Daniel Prévost en Pat Poker (ou plutôt Pat Joker) est dans l’esprit du film, c’est à dire complètement à l’ouest, de même que Melvil Poupaud. Michaël Youn est égal à lui même. Jean Dujardin confirme, une fois de plus, qu’il n’est pas un (bon) acteur. Sylvie Testud n’est pas à la hauteur de la bassesse des autres et s’en sort presque bien : on regrette que Mathilde Seigner ait refusé le rôle au dernier moment, le carré d’ass eut été complet. Quand à la performance d’Alexandra Lamy, la politesse nous empêche seulement de l’évoquer.
Lucky Luke en live : une très faible adaptation avec Terrence Hill en 1991, Les Daltons hors sujets d’Eric et Ramzy en 2003… Nul doute que l’on doit pouvoir faire mieux de cette licence, mais après tout, à quoi bon ? Pour les producteurs, toujours soucieux de la qualité du produit, la recette est simple : un personnage déjà connu du public assure une base de fans et garantit des entrées. Une chemise jaune pour Dujardin et en cariolle Simone. La preuve que ça marche : les américains le font.
Peut-être faudrait-il rappeler que les comics, ancrés dans le quotidien, perpétuellement remis à jour, sont plus cinématographiques que notre sacro-sainte BD franco-belge ? Est-il humiliant de dire que Lucky Luke est plus proche de la bande à Picsou que de Batman et que les américains, pourtant toujours partant pour faire des sous, n’ont jamais proposé à Tom Hanks de jouer Donald ?

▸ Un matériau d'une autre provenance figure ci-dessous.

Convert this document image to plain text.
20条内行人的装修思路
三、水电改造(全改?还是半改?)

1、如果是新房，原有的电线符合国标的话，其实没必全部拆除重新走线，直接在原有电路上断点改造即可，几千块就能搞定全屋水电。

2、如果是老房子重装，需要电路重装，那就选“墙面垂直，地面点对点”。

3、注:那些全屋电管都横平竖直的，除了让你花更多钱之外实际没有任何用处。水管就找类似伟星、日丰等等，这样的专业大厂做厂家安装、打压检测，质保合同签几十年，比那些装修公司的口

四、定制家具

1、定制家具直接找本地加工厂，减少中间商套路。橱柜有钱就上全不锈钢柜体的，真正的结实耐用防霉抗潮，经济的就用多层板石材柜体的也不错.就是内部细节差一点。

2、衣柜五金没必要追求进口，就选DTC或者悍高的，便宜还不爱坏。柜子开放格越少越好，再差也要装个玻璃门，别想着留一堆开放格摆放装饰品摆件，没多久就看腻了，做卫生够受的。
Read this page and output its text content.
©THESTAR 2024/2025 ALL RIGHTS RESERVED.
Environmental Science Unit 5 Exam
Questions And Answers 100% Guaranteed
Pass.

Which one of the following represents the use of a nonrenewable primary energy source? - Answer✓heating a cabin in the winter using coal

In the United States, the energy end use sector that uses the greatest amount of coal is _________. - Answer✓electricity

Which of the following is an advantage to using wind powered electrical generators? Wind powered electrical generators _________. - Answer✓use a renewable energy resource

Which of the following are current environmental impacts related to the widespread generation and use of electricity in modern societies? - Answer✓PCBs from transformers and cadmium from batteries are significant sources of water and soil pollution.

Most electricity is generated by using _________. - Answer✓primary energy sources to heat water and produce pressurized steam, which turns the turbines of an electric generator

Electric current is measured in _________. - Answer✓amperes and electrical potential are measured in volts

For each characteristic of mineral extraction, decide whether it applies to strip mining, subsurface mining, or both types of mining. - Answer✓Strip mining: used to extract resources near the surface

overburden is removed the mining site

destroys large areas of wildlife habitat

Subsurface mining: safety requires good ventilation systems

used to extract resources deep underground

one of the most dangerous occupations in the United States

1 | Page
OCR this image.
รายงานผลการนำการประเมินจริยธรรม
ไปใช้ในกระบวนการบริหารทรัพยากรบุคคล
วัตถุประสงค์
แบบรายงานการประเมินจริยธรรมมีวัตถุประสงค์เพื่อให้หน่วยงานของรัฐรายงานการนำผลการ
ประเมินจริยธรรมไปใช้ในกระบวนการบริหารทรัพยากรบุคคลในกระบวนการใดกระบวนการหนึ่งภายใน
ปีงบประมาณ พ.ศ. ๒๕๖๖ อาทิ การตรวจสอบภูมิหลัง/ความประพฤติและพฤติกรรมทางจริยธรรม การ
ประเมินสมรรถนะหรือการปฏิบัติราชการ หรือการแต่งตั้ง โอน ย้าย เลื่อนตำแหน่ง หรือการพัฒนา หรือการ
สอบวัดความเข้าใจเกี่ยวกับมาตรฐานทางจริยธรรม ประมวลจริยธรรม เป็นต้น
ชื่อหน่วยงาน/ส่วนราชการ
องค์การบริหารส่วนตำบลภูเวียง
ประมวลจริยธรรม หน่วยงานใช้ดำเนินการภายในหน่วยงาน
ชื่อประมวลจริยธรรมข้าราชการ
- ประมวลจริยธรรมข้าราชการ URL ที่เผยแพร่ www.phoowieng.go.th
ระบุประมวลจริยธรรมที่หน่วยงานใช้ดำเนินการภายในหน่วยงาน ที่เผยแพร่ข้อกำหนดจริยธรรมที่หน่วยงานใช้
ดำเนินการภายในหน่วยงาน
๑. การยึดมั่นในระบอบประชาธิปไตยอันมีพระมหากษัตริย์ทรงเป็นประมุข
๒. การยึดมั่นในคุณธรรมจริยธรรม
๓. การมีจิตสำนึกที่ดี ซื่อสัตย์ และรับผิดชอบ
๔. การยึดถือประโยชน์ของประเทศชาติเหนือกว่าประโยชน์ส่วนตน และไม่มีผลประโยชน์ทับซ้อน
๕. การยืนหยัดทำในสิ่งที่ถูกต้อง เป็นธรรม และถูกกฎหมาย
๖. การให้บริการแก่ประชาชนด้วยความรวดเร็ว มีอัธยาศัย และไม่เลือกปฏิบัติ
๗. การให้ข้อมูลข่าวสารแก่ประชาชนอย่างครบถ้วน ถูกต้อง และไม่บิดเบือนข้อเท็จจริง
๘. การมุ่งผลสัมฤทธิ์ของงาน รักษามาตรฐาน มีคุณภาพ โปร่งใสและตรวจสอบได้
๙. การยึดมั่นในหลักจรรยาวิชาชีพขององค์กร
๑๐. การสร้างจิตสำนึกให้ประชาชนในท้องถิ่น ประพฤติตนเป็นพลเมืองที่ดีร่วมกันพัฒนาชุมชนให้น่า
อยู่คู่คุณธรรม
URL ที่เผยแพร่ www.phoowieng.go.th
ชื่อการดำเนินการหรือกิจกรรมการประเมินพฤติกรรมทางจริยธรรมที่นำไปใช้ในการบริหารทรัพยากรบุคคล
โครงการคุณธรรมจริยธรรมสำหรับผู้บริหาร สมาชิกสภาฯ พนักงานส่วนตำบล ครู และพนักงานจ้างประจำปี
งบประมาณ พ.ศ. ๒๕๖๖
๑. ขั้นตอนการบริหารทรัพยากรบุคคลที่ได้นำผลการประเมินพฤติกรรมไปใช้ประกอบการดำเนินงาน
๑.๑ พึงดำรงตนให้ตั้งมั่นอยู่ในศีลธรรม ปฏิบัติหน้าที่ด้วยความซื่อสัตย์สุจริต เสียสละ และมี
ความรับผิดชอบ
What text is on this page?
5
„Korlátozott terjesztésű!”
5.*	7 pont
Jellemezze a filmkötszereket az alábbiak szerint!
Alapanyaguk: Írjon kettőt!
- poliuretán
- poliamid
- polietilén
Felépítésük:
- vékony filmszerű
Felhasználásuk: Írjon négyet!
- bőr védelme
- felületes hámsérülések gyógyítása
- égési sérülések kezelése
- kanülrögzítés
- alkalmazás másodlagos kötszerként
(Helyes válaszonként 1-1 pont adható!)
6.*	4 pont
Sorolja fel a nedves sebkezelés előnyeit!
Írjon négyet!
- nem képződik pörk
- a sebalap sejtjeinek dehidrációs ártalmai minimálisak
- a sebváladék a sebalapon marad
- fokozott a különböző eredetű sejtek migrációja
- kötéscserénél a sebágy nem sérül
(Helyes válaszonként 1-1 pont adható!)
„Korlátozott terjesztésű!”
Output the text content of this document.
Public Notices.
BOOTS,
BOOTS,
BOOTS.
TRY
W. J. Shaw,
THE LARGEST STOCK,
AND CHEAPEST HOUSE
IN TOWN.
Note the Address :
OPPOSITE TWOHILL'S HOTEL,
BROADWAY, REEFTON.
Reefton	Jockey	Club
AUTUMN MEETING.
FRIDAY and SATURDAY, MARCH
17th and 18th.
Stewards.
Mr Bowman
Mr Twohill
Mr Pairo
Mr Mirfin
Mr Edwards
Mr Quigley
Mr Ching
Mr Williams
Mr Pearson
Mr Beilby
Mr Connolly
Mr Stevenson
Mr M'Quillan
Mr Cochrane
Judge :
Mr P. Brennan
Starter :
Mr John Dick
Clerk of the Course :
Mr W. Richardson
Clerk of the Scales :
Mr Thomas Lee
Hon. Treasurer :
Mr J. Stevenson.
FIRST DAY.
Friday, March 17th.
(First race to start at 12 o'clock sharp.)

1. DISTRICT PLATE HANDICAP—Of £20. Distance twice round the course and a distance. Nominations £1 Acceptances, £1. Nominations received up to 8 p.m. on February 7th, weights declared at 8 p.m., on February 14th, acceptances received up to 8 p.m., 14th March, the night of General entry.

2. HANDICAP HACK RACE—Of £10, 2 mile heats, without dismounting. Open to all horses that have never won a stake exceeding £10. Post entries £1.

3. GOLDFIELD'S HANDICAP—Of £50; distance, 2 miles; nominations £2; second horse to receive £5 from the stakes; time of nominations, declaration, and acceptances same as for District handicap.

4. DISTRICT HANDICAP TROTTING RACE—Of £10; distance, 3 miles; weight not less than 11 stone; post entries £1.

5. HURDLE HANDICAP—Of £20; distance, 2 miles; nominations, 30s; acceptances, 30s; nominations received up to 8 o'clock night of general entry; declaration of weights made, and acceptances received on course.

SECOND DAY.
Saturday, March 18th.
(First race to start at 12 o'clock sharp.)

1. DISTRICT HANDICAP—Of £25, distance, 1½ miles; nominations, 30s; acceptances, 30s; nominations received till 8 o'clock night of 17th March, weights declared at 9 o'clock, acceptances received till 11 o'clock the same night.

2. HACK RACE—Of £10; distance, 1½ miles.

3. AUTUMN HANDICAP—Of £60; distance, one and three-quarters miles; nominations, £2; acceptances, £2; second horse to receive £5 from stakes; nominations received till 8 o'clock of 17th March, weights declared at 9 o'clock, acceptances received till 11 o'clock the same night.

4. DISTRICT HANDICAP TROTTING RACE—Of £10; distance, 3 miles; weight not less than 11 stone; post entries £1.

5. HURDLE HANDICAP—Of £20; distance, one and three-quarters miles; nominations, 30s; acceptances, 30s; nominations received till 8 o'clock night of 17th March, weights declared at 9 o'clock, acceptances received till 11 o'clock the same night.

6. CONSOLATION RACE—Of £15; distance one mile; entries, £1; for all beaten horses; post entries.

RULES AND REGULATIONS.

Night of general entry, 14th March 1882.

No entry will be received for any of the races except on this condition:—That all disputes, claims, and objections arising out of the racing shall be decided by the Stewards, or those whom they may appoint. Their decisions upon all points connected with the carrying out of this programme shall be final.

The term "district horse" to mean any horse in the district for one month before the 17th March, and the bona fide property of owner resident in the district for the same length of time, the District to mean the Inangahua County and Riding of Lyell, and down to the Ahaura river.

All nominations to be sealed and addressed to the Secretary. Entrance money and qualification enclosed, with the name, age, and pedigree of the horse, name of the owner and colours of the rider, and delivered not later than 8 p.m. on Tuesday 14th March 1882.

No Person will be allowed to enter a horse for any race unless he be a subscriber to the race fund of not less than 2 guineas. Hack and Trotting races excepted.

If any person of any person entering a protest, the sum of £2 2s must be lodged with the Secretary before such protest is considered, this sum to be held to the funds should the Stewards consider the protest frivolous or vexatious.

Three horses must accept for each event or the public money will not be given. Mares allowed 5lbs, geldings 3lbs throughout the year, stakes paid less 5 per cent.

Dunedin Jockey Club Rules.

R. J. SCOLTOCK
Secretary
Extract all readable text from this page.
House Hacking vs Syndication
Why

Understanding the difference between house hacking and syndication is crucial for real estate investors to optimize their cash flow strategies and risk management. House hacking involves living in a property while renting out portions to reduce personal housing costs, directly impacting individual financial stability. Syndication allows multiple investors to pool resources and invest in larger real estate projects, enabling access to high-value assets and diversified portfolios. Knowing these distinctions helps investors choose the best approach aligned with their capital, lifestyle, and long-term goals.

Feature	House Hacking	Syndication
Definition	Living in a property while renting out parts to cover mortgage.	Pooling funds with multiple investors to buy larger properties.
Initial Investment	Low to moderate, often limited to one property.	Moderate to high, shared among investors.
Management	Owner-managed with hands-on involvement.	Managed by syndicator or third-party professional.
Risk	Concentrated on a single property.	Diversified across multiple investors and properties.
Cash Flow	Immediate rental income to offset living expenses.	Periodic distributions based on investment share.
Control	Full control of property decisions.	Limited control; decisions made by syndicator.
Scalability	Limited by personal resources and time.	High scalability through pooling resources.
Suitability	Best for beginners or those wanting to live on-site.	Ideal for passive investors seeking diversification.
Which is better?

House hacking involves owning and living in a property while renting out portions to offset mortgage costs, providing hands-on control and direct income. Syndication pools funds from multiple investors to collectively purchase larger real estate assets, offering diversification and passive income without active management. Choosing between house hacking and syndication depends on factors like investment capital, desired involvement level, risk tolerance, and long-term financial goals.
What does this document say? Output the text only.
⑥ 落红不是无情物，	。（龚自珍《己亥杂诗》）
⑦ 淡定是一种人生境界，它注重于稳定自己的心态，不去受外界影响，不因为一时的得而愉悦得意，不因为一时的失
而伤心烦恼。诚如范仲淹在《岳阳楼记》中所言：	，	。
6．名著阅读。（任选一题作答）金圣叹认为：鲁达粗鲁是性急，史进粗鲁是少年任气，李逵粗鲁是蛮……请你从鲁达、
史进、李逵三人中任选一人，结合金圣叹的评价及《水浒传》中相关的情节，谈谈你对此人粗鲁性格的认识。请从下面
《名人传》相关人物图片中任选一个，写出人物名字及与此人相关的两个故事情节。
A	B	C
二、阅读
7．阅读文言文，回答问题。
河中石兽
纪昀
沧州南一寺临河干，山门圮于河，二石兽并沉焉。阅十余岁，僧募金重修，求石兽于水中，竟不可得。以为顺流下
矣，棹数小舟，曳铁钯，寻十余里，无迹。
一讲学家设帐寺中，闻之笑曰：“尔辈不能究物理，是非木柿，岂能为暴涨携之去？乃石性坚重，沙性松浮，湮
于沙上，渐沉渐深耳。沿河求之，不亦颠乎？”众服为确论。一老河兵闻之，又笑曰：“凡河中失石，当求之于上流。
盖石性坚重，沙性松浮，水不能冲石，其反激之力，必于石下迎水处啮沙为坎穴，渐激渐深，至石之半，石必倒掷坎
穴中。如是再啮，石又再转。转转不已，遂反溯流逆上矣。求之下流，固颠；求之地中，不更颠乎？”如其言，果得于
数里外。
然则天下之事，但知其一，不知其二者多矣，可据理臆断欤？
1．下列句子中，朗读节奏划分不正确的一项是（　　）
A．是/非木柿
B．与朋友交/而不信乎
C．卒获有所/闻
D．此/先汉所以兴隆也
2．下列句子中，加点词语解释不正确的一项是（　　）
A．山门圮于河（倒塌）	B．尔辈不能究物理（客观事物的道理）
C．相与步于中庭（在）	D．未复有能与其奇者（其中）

Tout cela importe peu face au verdict des billetteries. S’en suivra, en cas de succès, une longue litanie d’autosatisfaction, peut-être une nomination aux Césars du box-office, avant l’annonce d’une indispensable suite voulue plus mature, plus sombre. En attendant Boule et Bill et Gaston Lagaffe, espérons que Lucky Luke se tire plus vite que ce qu’il reste de lui sur grand écran, pas même l’ombre de son ombre.